HackerEarth Substrings problem solution

In this HackerEarth Substrings problem solution You have a string S, but you like only special strings. So, you have to calculate the total number of special substrings in S.

A string T, of length L, is called special string, if either of the following property holds:

1. All characters of the string T are same. for example, aaa
2. The string has an odd length (i.e, L is odd) and all characters of T are same except the middle character, for example, aabaa.

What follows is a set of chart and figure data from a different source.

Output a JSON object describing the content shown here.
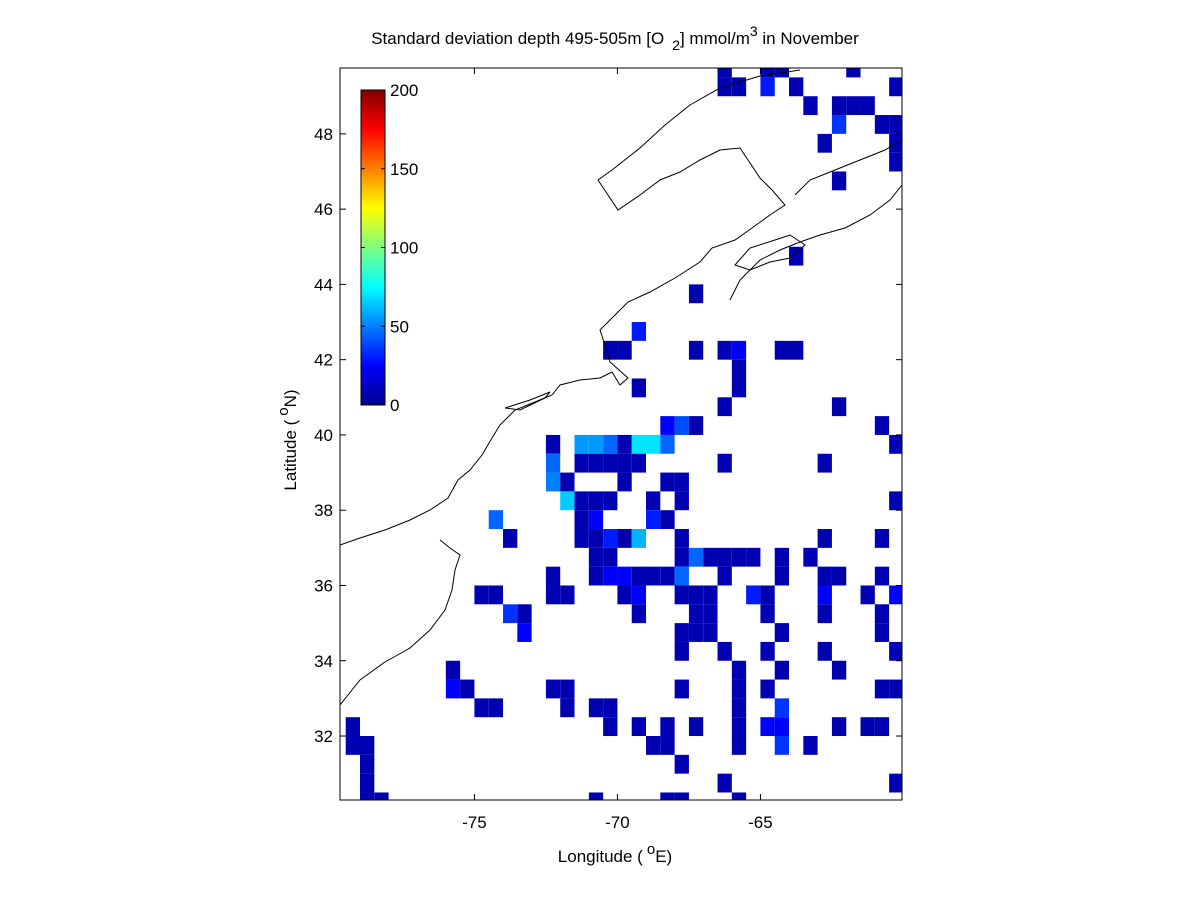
{
  "chart_data": {
    "type": "heatmap",
    "title": [
      "Standard deviation depth 495-505m [O",
      "2",
      "] mmol/m",
      "3",
      " in November"
    ],
    "xlabel": [
      "Longitude (",
      "o",
      "E)"
    ],
    "ylabel": [
      "Latitude (",
      "o",
      "N)"
    ],
    "xlim": [
      -79.7,
      -60.05
    ],
    "ylim": [
      30.3,
      49.75
    ],
    "xticks": [
      -75,
      -70,
      -65
    ],
    "yticks": [
      32,
      34,
      36,
      38,
      40,
      42,
      44,
      46,
      48
    ],
    "colormap": "jet",
    "clim": [
      0,
      200
    ],
    "colorbar_ticks": [
      0,
      50,
      100,
      150,
      200
    ],
    "x": [
      -66.25,
      -64.75,
      -64.25,
      -61.75,
      -66.25,
      -65.75,
      -64.75,
      -63.75,
      -60.25,
      -63.25,
      -62.25,
      -61.75,
      -61.25,
      -62.25,
      -60.75,
      -60.25,
      -62.75,
      -60.25,
      -60.25,
      -62.25,
      -63.75,
      -67.25,
      -69.25,
      -70.25,
      -69.75,
      -67.25,
      -66.25,
      -65.75,
      -64.25,
      -63.75,
      -65.75,
      -69.25,
      -65.75,
      -66.25,
      -62.25,
      -68.25,
      -67.75,
      -67.25,
      -60.75,
      -72.25,
      -71.25,
      -70.75,
      -70.25,
      -69.75,
      -69.25,
      -68.75,
      -68.25,
      -60.25,
      -72.25,
      -71.25,
      -70.75,
      -70.25,
      -69.75,
      -69.25,
      -66.25,
      -62.75,
      -72.25,
      -71.75,
      -69.75,
      -68.25,
      -67.75,
      -71.75,
      -71.25,
      -70.75,
      -70.25,
      -68.75,
      -67.75,
      -60.25,
      -74.25,
      -71.25,
      -70.75,
      -68.75,
      -68.25,
      -73.75,
      -71.25,
      -70.75,
      -70.25,
      -69.75,
      -69.25,
      -67.75,
      -62.75,
      -60.75,
      -70.75,
      -70.25,
      -67.75,
      -67.25,
      -66.75,
      -66.25,
      -65.75,
      -65.25,
      -64.25,
      -63.25,
      -72.25,
      -70.75,
      -70.25,
      -69.75,
      -69.25,
      -68.75,
      -68.25,
      -67.75,
      -66.25,
      -64.25,
      -62.75,
      -62.25,
      -60.75,
      -74.75,
      -74.25,
      -72.25,
      -71.75,
      -69.75,
      -69.25,
      -67.75,
      -67.25,
      -66.75,
      -65.25,
      -64.75,
      -62.75,
      -61.25,
      -60.25,
      -73.75,
      -73.25,
      -69.25,
      -67.25,
      -66.75,
      -64.75,
      -62.75,
      -60.75,
      -73.25,
      -67.75,
      -67.25,
      -66.75,
      -64.25,
      -60.75,
      -67.75,
      -66.25,
      -64.75,
      -62.75,
      -60.25,
      -75.75,
      -65.75,
      -64.25,
      -62.25,
      -75.75,
      -75.25,
      -72.25,
      -71.75,
      -67.75,
      -65.75,
      -64.75,
      -60.75,
      -60.25,
      -74.75,
      -74.25,
      -71.75,
      -70.75,
      -70.25,
      -65.75,
      -64.25,
      -79.25,
      -70.25,
      -69.25,
      -68.25,
      -67.25,
      -65.75,
      -64.75,
      -64.25,
      -62.25,
      -61.25,
      -60.75,
      -79.25,
      -78.75,
      -68.75,
      -68.25,
      -65.75,
      -64.25,
      -63.25,
      -78.75,
      -67.75,
      -78.75,
      -66.25,
      -60.25,
      -78.75,
      -78.25,
      -70.75,
      -68.25,
      -67.75,
      -65.75
    ],
    "y": [
      49.75,
      49.75,
      49.75,
      49.75,
      49.25,
      49.25,
      49.25,
      49.25,
      49.25,
      48.75,
      48.75,
      48.75,
      48.75,
      48.25,
      48.25,
      48.25,
      47.75,
      47.75,
      47.25,
      46.75,
      44.75,
      43.75,
      42.75,
      42.25,
      42.25,
      42.25,
      42.25,
      42.25,
      42.25,
      42.25,
      41.75,
      41.25,
      41.25,
      40.75,
      40.75,
      40.25,
      40.25,
      40.25,
      40.25,
      39.75,
      39.75,
      39.75,
      39.75,
      39.75,
      39.75,
      39.75,
      39.75,
      39.75,
      39.25,
      39.25,
      39.25,
      39.25,
      39.25,
      39.25,
      39.25,
      39.25,
      38.75,
      38.75,
      38.75,
      38.75,
      38.75,
      38.25,
      38.25,
      38.25,
      38.25,
      38.25,
      38.25,
      38.25,
      37.75,
      37.75,
      37.75,
      37.75,
      37.75,
      37.25,
      37.25,
      37.25,
      37.25,
      37.25,
      37.25,
      37.25,
      37.25,
      37.25,
      36.75,
      36.75,
      36.75,
      36.75,
      36.75,
      36.75,
      36.75,
      36.75,
      36.75,
      36.75,
      36.25,
      36.25,
      36.25,
      36.25,
      36.25,
      36.25,
      36.25,
      36.25,
      36.25,
      36.25,
      36.25,
      36.25,
      36.25,
      35.75,
      35.75,
      35.75,
      35.75,
      35.75,
      35.75,
      35.75,
      35.75,
      35.75,
      35.75,
      35.75,
      35.75,
      35.75,
      35.75,
      35.25,
      35.25,
      35.25,
      35.25,
      35.25,
      35.25,
      35.25,
      35.25,
      34.75,
      34.75,
      34.75,
      34.75,
      34.75,
      34.75,
      34.25,
      34.25,
      34.25,
      34.25,
      34.25,
      33.75,
      33.75,
      33.75,
      33.75,
      33.25,
      33.25,
      33.25,
      33.25,
      33.25,
      33.25,
      33.25,
      33.25,
      33.25,
      32.75,
      32.75,
      32.75,
      32.75,
      32.75,
      32.75,
      32.75,
      32.25,
      32.25,
      32.25,
      32.25,
      32.25,
      32.25,
      32.25,
      32.25,
      32.25,
      32.25,
      32.25,
      31.75,
      31.75,
      31.75,
      31.75,
      31.75,
      31.75,
      31.75,
      31.25,
      31.25,
      30.75,
      30.75,
      30.75,
      30.25,
      30.25,
      30.25,
      30.25,
      30.25,
      30.25
    ],
    "values": [
      10,
      10,
      10,
      10,
      10,
      10,
      30,
      10,
      10,
      10,
      10,
      10,
      10,
      35,
      10,
      10,
      10,
      10,
      10,
      10,
      10,
      10,
      30,
      10,
      10,
      10,
      10,
      25,
      10,
      10,
      10,
      10,
      10,
      10,
      10,
      25,
      40,
      10,
      10,
      10,
      55,
      55,
      45,
      10,
      70,
      70,
      45,
      10,
      45,
      10,
      10,
      10,
      10,
      10,
      10,
      10,
      50,
      10,
      10,
      10,
      10,
      65,
      10,
      10,
      10,
      10,
      10,
      10,
      45,
      10,
      25,
      30,
      10,
      10,
      10,
      10,
      30,
      10,
      60,
      10,
      10,
      10,
      10,
      10,
      10,
      45,
      10,
      10,
      10,
      10,
      10,
      10,
      10,
      10,
      25,
      25,
      10,
      10,
      10,
      45,
      10,
      10,
      10,
      10,
      10,
      10,
      10,
      10,
      10,
      10,
      25,
      10,
      10,
      10,
      30,
      10,
      25,
      10,
      25,
      35,
      10,
      10,
      10,
      10,
      10,
      10,
      10,
      25,
      10,
      10,
      10,
      10,
      10,
      10,
      10,
      10,
      10,
      10,
      10,
      10,
      10,
      10,
      25,
      10,
      10,
      10,
      10,
      10,
      10,
      10,
      10,
      10,
      10,
      10,
      10,
      10,
      10,
      35,
      10,
      10,
      10,
      10,
      10,
      10,
      25,
      25,
      10,
      10,
      10,
      10,
      10,
      10,
      10,
      10,
      35,
      10,
      10,
      10,
      10,
      10,
      10,
      10,
      10,
      10,
      10,
      10,
      10
    ]
  }
}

Count the total number of special substrings in S.

#include<bits/stdc++.h>
using namespace std;

//Constants:
#define N 1000005
#define ll long long
#define pb push_back
#define mp make_pair
#define fi first
#define se second
#define pritnf printf

ll le[N];
ll ri[N];

int main()
{
  ll t,i=0,j,k,x,y,z,count=0,p,flag=0,ans=0,sum=0,l,n,m,max1,min1,pos,tmp,q;
  
  //string s;
  
  t=1;
  
  while(t--)
  {
    string s;
      cin >> s;
      l=s.length();
      
      ans=0;
      //condition 1
      count=1;
      for(i=1;i<l;i++)
      {
        if(s[i]==s[i-1])
          count++;
        else
        {
          ans+=count*(count+1)/2;
          count=1;
        }
      }
      ans+=count*(count+1)/2;
      //printf("%lld ",ans);
      
      //condition 2
      count=1;
      for(i=1;i<l;i++)
      {
        if(s[i]==s[i-1])
          count++;
        else
        {
          le[i]=count;
          count=1;
        }
      }

      count=1;
    for(i=l-2;i>=0;i--)
      {
        if(s[i]==s[i+1])
          count++;
        else
        {
          ri[i]=count;
          count=1;
        }
      }     

      for(i=1;i<l-1;i++)
      {
        p=min(le[i],ri[i]);

        if(s[i-1]==s[i+1] && s[i]!=s[i+1])
          ans+=p;
        //printf("%lld ",ans);
      }

    printf("%lldn",ans);
    
  }
  
  
  return 0;
}